Les ambiances psybient ajoutent une profondeur de nébulosité inaccoutumée sur ce dernier opus du synthésiste Italien. Sur Diamonds in the Sky elles recouvrent une délicate ballade électronique qui épouse la lascive ondulation d'une ligne de basse dont les accords sont tambourinés dans les scintillements d'une ligne de séquence et de ses ions sautant dans le cercle de leurs échos. De nerveux cliquetis accompagnent cette procession onirique qui se vêt d’un nuage de brume mellotronnée et de menaçantes réverbérations noires, alors que les séquences subdivisent leurs ombres en sautillant frénétiquement dans les ombrages de leurs cercles. Quantum Reality offre une lourde intro maquillée d'une sombre ambiance de désespoir où soufflent les anges noirs sur des mouvements embryonnaires. La structure rythmique perce ces intenses vents après plus de deux minutes de tempête cosmique, offrant un rythme qui gambade de ses pulsations de basse et de ses séquences scintillantes pour se scléroser dans une approche minimaliste qui étouffe sous ces vents et brumes d'Orion et ces souffles perdus de synthé aux solos brefs et harmoniques.
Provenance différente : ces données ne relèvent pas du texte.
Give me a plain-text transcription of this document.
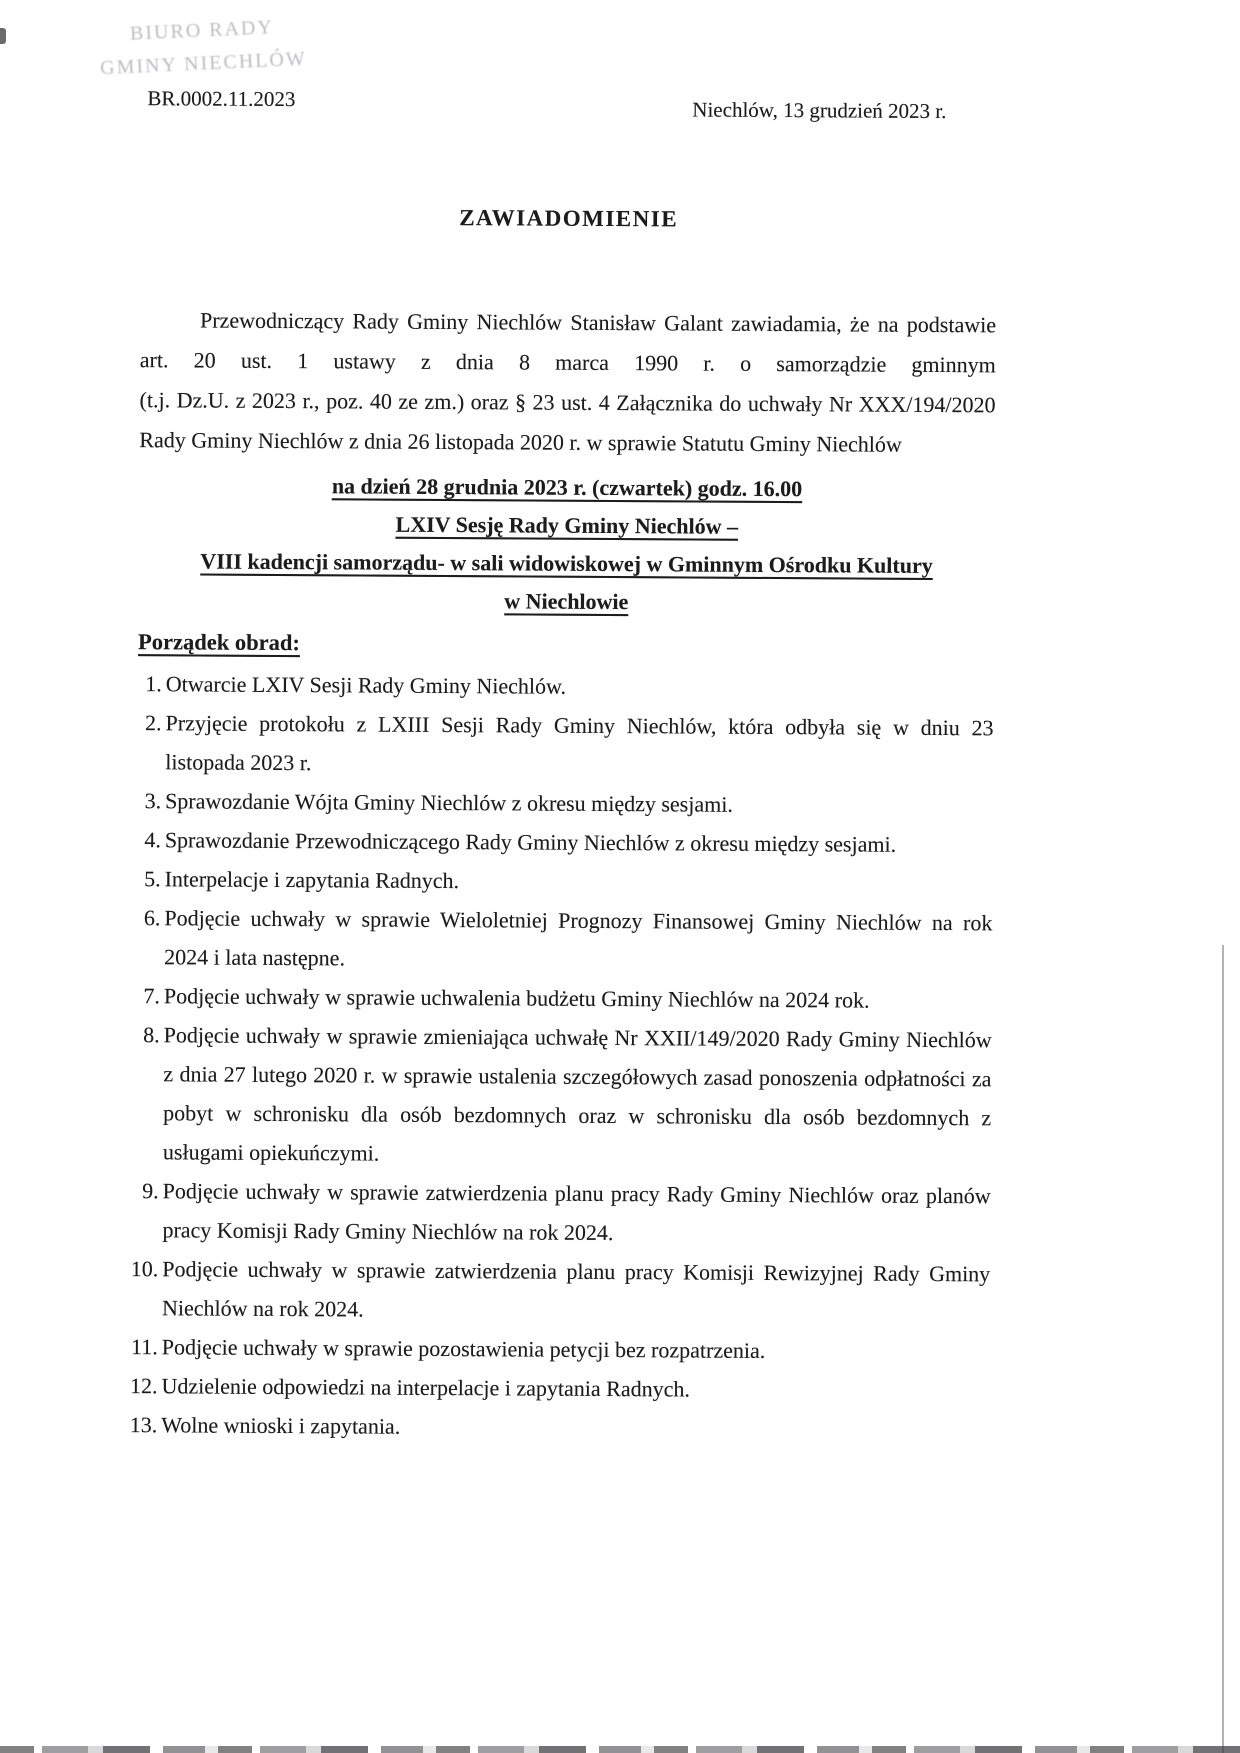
BIURO RADY
GMINY NIECHLÓW
BR.0002.11.2023	Niechlów, 13 grudzień 2023 r.
ZAWIADOMIENIE
Przewodniczący Rady Gminy Niechlów Stanisław Galant zawiadamia, że na podstawie
art. 20 ust. 1 ustawy z dnia 8 marca 1990 r. o samorządzie gminnym
(t.j. Dz.U. z 2023 r., poz. 40 ze zm.) oraz § 23 ust. 4 Załącznika do uchwały Nr XXX/194/2020
Rady Gminy Niechlów z dnia 26 listopada 2020 r. w sprawie Statutu Gminy Niechlów
na dzień 28 grudnia 2023 r. (czwartek) godz. 16.00
LXIV Sesję Rady Gminy Niechlów –
VIII kadencji samorządu- w sali widowiskowej w Gminnym Ośrodku Kultury
w Niechlowie
Porządek obrad:
1. Otwarcie LXIV Sesji Rady Gminy Niechlów.
2. Przyjęcie protokołu z LXIII Sesji Rady Gminy Niechlów, która odbyła się w dniu 23 listopada 2023 r.
3. Sprawozdanie Wójta Gminy Niechlów z okresu między sesjami.
4. Sprawozdanie Przewodniczącego Rady Gminy Niechlów z okresu między sesjami.
5. Interpelacje i zapytania Radnych.
6. Podjęcie uchwały w sprawie Wieloletniej Prognozy Finansowej Gminy Niechlów na rok 2024 i lata następne.
7. Podjęcie uchwały w sprawie uchwalenia budżetu Gminy Niechlów na 2024 rok.
8. Podjęcie uchwały w sprawie zmieniająca uchwałę Nr XXII/149/2020 Rady Gminy Niechlów z dnia 27 lutego 2020 r. w sprawie ustalenia szczegółowych zasad ponoszenia odpłatności za pobyt w schronisku dla osób bezdomnych oraz w schronisku dla osób bezdomnych z usługami opiekuńczymi.
9. Podjęcie uchwały w sprawie zatwierdzenia planu pracy Rady Gminy Niechlów oraz planów pracy Komisji Rady Gminy Niechlów na rok 2024.
10. Podjęcie uchwały w sprawie zatwierdzenia planu pracy Komisji Rewizyjnej Rady Gminy Niechlów na rok 2024.
11. Podjęcie uchwały w sprawie pozostawienia petycji bez rozpatrzenia.
12. Udzielenie odpowiedzi na interpelacje i zapytania Radnych.
13. Wolne wnioski i zapytania.
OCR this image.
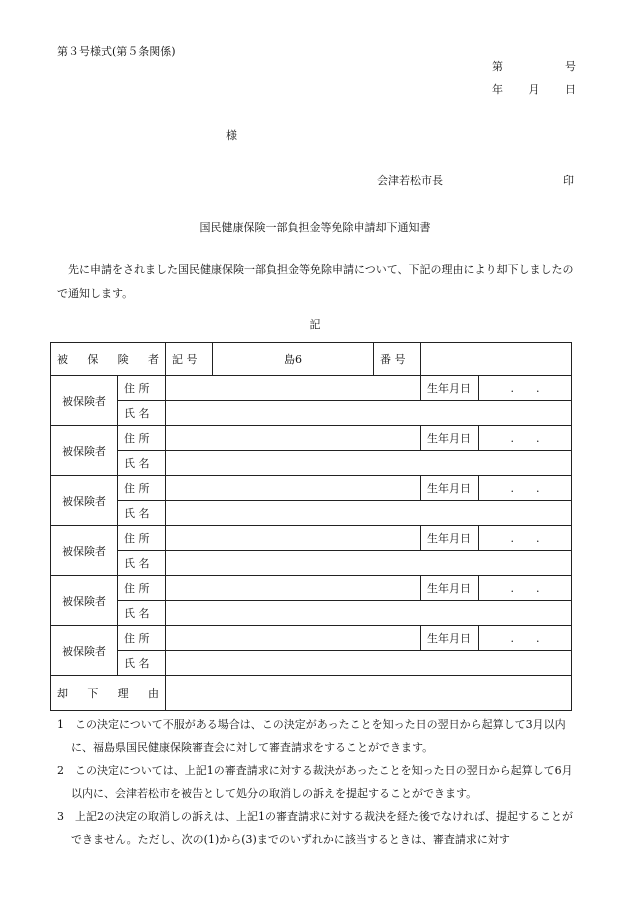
第３号様式(第５条関係)
第	号
年 月 日
様
会津若松市長	印
国民健康保険一部負担金等免除申請却下通知書
先に申請をされました国民健康保険一部負担金等免除申請について、下記の理由により却下しましたので通知します。
記
被 保 険 者		記 号	島6	番 号		
被保険者	住 所				生年月日	.　　.
	氏 名					
被保険者	住 所				生年月日	.　　.
	氏 名					
被保険者	住 所				生年月日	.　　.
	氏 名					
被保険者	住 所				生年月日	.　　.
	氏 名					
被保険者	住 所				生年月日	.　　.
	氏 名					
被保険者	住 所				生年月日	.　　.
	氏 名					

却 下 理 由						

1　この決定について不服がある場合は、この決定があったことを知った日の翌日から起算して3月以内に、福島県国民健康保険審査会に対して審査請求をすることができます。

2　この決定については、上記1の審査請求に対する裁決があったことを知った日の翌日から起算して6月以内に、会津若松市を被告として処分の取消しの訴えを提起することができます。

3　上記2の決定の取消しの訴えは、上記1の審査請求に対する裁決を経た後でなければ、提起することができません。ただし、次の(1)から(3)までのいずれかに該当するときは、審査請求に対す
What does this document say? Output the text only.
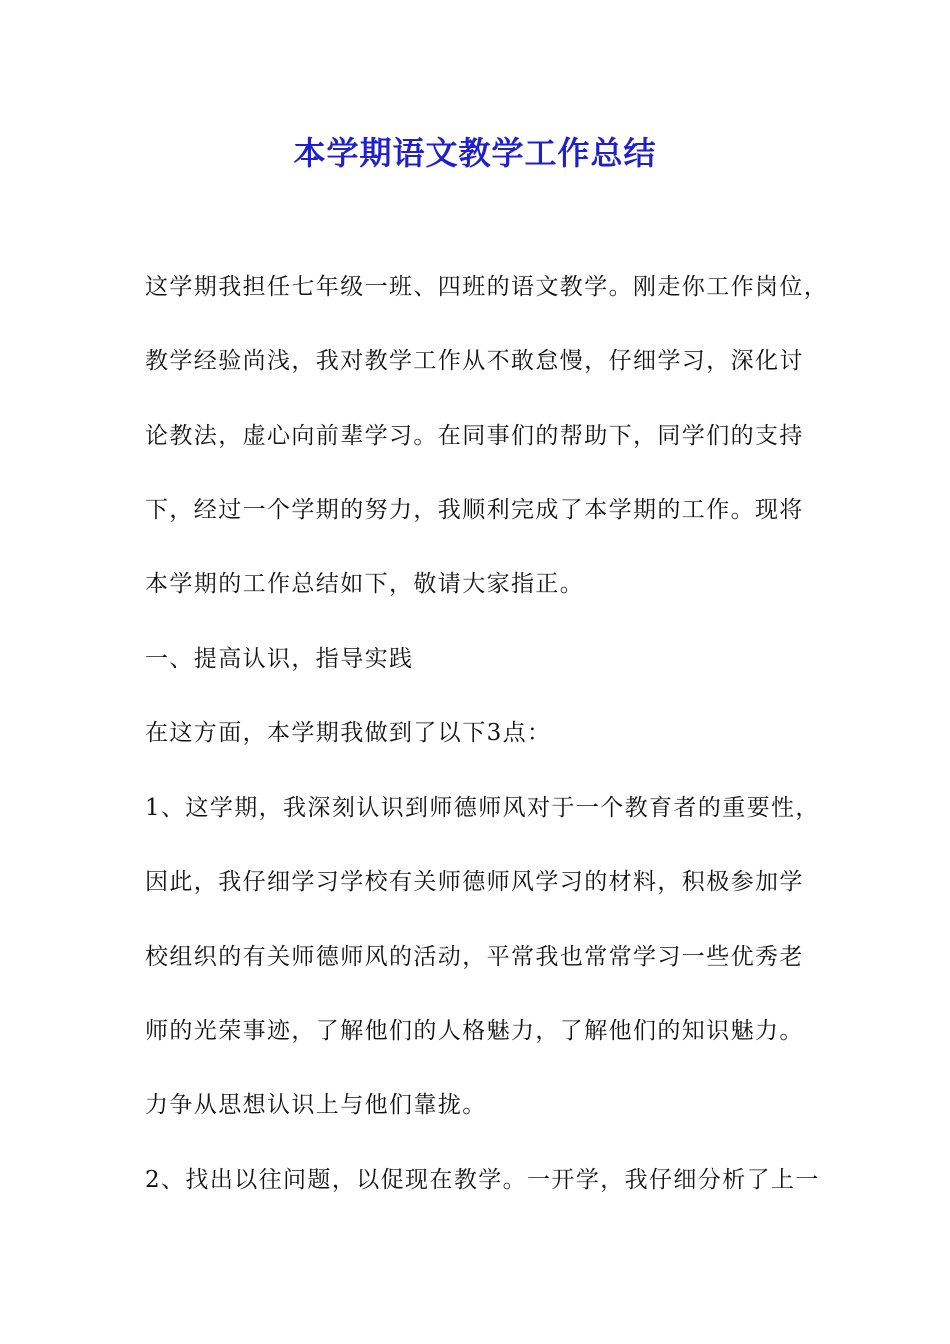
本学期语文教学工作总结

这学期我担任七年级一班、四班的语文教学。刚走你工作岗位，

教学经验尚浅，我对教学工作从不敢怠慢，仔细学习，深化讨

论教法，虚心向前辈学习。在同事们的帮助下，同学们的支持

下，经过一个学期的努力，我顺利完成了本学期的工作。现将

本学期的工作总结如下，敬请大家指正。

一、提高认识，指导实践

在这方面，本学期我做到了以下3点：

1、这学期，我深刻认识到师德师风对于一个教育者的重要性，

因此，我仔细学习学校有关师德师风学习的材料，积极参加学

校组织的有关师德师风的活动，平常我也常常学习一些优秀老

师的光荣事迹，了解他们的人格魅力，了解他们的知识魅力。

力争从思想认识上与他们靠拢。

2、找出以往问题，以促现在教学。一开学，我仔细分析了上一
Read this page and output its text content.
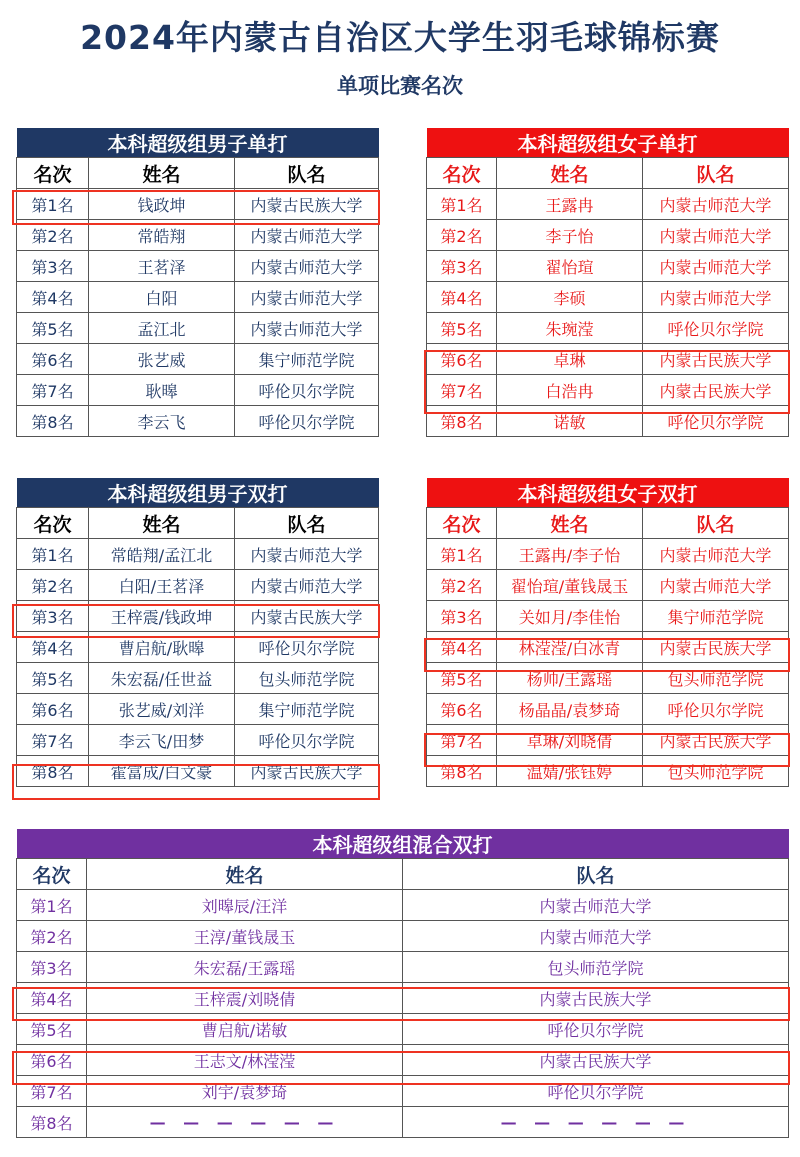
2024年内蒙古自治区大学生羽毛球锦标赛
单项比赛名次
本科超级组男子单打		
名次	姓名	队名
第1名	钱政坤	内蒙古民族大学
第2名	常皓翔	内蒙古师范大学
第3名	王茗泽	内蒙古师范大学
第4名	白阳	内蒙古师范大学
第5名	孟江北	内蒙古师范大学
第6名	张艺威	集宁师范学院
第7名	耿暤	呼伦贝尔学院
第8名	李云飞	呼伦贝尔学院
本科超级组女子单打		
名次	姓名	队名
第1名	王露冉	内蒙古师范大学
第2名	李子怡	内蒙古师范大学
第3名	翟怡瑄	内蒙古师范大学
第4名	李硕	内蒙古师范大学
第5名	朱琬滢	呼伦贝尔学院
第6名	卓琳	内蒙古民族大学
第7名	白浩冉	内蒙古民族大学
第8名	诺敏	呼伦贝尔学院
本科超级组男子双打		
名次	姓名	队名
第1名	常皓翔/孟江北	内蒙古师范大学
第2名	白阳/王茗泽	内蒙古师范大学
第3名	王梓震/钱政坤	内蒙古民族大学
第4名	曹启航/耿暤	呼伦贝尔学院
第5名	朱宏磊/任世益	包头师范学院
第6名	张艺威/刘洋	集宁师范学院
第7名	李云飞/田梦	呼伦贝尔学院
第8名	霍富成/白文豪	内蒙古民族大学
本科超级组女子双打		
名次	姓名	队名
第1名	王露冉/李子怡	内蒙古师范大学
第2名	翟怡瑄/董钱晟玉	内蒙古师范大学
第3名	关如月/李佳怡	集宁师范学院
第4名	林滢滢/白冰青	内蒙古民族大学
第5名	杨帅/王露瑶	包头师范学院
第6名	杨晶晶/袁梦琦	呼伦贝尔学院
第7名	卓琳/刘晓倩	内蒙古民族大学
第8名	温婧/张钰婷	包头师范学院
本科超级组混合双打		
名次	姓名	队名
第1名	刘暤辰/汪洋	内蒙古师范大学
第2名	王淳/董钱晟玉	内蒙古师范大学
第3名	朱宏磊/王露瑶	包头师范学院
第4名	王梓震/刘晓倩	内蒙古民族大学
第5名	曹启航/诺敏	呼伦贝尔学院
第6名	王志文/林滢滢	内蒙古民族大学
第7名	刘宇/袁梦琦	呼伦贝尔学院
第8名	— — — — — —	— — — — — —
Nourrie d'accords impulsifs sautillant sur place, Pulse my Head offre une chevauchée rythmique sous un ciel occis de nuages réverbérants. Les séquences sont à la fois sombres et limpides. Ils sautillent et sautent côte à côte, respectant leurs formes et couleurs dans un décor électronique plus que sombre. It will not be the Same as Before termine BOARDS OF STRINGANA avec une belle ballade lunaire. Le rythme palpite avec une douceur poétique de ses séquences et percussions qui déboulent tel un tapis rythmique sous les harmonies d'un synthé, nettement plus visible ici qu’ailleurs sur ce dernier album d'Alluste, dont les solos rêveurs nous conduisent au dernier souffle noir de cet album.
Œuvrant à l’intérieur de ses paramètres rythmiques aux structures très similaires, BOARDS OF STRINGANA devient un intense monument de mouvements hypnotiques forgés dans des séquences qui divisent ses rythmes et dessinent ses harmonies dans un canevas musical beaucoup plus sombre de ce que Alluste a l'habitude d'offrir. Il y manque un peu de synthé, mais en revanche les séquences sont juteuses.